After that I had the rest of the semester to go, and I never knew how hard it was just to accomplish simple things when I felt as badly as I did. I started to shut down just a little. I didn’t want to get out of bed. I didn’t want to go to classes and sometimes even skipped them. I would just randomly break down throughout the day and kept a little log to jot down how I was feeling when I felt anything. I had nearly eighty entries. I kept up with my persistent perfectionism and it became an awful enemy. I was never good enough for myself and I felt like my feelings were unfortunately getting validated. My professors knew something was going on with me but they had no idea how bad it really got. I was tired. I felt like the way I was feeling was hurting other people. And then it would just cycle from there.
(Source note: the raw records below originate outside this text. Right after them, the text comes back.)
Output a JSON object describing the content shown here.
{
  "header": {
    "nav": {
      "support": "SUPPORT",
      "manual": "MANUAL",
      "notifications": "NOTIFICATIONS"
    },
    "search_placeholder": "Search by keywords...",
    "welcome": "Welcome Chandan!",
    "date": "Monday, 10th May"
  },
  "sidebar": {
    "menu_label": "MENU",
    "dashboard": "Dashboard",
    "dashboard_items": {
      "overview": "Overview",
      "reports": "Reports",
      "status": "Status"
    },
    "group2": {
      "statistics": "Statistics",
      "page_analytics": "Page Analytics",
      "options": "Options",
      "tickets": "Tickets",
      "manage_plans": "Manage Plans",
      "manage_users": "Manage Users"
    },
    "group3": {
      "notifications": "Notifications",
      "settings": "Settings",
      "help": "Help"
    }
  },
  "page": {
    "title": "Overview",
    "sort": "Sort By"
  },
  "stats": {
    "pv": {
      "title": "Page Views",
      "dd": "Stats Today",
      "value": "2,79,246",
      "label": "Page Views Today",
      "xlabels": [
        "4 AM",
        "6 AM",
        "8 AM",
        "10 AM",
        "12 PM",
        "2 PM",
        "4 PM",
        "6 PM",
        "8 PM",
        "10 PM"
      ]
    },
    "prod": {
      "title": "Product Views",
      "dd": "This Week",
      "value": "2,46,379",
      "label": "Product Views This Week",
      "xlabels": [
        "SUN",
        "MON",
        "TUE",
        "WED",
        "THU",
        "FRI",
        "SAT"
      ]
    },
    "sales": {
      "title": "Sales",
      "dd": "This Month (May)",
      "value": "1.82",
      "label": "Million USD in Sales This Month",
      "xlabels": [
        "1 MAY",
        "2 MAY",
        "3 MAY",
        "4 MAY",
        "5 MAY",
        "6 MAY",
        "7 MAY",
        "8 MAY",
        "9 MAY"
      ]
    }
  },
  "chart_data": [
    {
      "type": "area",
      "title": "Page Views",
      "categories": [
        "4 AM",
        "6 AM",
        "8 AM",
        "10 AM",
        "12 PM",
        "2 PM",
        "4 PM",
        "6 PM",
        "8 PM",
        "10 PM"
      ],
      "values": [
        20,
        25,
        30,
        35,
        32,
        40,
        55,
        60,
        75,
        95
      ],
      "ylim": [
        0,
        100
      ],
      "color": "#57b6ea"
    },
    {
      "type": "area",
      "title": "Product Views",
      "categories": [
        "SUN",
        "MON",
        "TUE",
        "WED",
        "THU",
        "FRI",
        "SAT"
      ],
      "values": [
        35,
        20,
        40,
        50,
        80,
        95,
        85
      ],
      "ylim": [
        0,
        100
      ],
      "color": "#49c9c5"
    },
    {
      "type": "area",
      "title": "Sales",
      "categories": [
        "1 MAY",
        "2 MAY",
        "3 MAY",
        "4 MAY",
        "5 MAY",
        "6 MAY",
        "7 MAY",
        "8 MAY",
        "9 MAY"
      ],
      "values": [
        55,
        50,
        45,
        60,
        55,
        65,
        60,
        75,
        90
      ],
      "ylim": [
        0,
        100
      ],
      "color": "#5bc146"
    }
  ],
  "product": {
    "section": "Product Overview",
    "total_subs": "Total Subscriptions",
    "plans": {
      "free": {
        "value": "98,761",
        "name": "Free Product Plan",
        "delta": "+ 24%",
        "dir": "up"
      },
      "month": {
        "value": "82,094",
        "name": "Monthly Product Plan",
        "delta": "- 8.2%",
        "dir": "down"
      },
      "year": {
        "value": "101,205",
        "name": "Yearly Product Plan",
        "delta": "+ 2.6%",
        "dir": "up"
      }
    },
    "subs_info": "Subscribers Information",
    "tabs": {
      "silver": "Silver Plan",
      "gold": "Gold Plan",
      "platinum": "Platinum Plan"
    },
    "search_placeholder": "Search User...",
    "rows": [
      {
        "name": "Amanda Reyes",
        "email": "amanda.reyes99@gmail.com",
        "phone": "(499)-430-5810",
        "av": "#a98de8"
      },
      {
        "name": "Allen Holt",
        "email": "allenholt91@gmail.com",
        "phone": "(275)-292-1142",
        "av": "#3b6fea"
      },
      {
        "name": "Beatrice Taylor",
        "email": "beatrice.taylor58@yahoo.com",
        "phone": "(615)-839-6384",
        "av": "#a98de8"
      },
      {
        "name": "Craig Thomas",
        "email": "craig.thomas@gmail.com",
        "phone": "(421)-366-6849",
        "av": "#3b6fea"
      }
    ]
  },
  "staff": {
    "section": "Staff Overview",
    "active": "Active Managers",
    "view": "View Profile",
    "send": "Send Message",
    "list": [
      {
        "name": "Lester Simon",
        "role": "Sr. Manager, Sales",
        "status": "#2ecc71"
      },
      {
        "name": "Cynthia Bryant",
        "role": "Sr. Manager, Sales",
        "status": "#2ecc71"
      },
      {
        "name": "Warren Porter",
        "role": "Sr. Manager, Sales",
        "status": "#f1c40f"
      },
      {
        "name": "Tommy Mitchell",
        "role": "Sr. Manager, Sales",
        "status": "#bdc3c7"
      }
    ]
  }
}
And then I got a concussion in November and I wasn’t feeling right physically. I had no energy, headaches, and couldn’t focus myself as well as I used to. I kind of lost momentum when I needed to pick it up. I had exams, a jury, and a huge capstone paper to write. Writing a capstone paper when you can’t focus by the way is super difficult and an experience I don’t want to have again. But do you know what the funny thing was? I didn’t want to exert and it was so difficult yet I made it out with the best academic rankings and grades of my life. The price was just far too steep.
I started seeing my therapist yet again weeks after Christmas. The holidays were also just awful for me. I spent Christmas Eve in bed. Everything I did left me feeling the label of “meh.” I never thought that I would get out of this rut. It would take a while but things slowly started to improve to a point. Not exactly a point I want to be at but a better one than the one I was at in November. So I see a therapist. I try to socialize or do something I want every once in a while. When I have a bad day, I come home and try to sleep it off. I try to take care of myself because I had neglected to.
All the way up until today, I am starting to take these experiences as a series of lessons. I deal with what I deal with, but I can try my hardest to not let it define me. I have learned that my greatest supporter has to be myself, and I am enough. It is so incredibly hard for me to act on that but at least I can recognize it. I have learned that I do not always have to apologize for everything, and that it is okay to stick up for yourself. I have also learned that I am not, and I will never be alone. The amount of support that I’ve gotten from those who have known my experiences has been amazing. For that I am very grateful. There are millions and millions of people who face similar struggles, and we all have to be there for one another. There is love and compassion in support.
Last of all, I would like to explain a little bit more as to why I am writing this and sharing this with you. I have learned that being open and vulnerable can be a good thing, and it’s okay to not be okay. I want people to know that is the case for me. And plus, if I’ve seemed a little weird lately this is probably why. I’ve been advised to be more open about how I’m feeling; this is me trying.
Or I’m just sleep deprived, because after all I am a college student with a recital coming up and many more 10 AM lessons to attend.
Never take crap from anyone. You deserve the best. Surround yourself with people who truly care for you and support you. It’s okay to care for yourself. And it’s okay to not always be okay. Love one another and be supportive. Don’t ever put anyone down. Your health comes first. And you will thank yourself in the long run.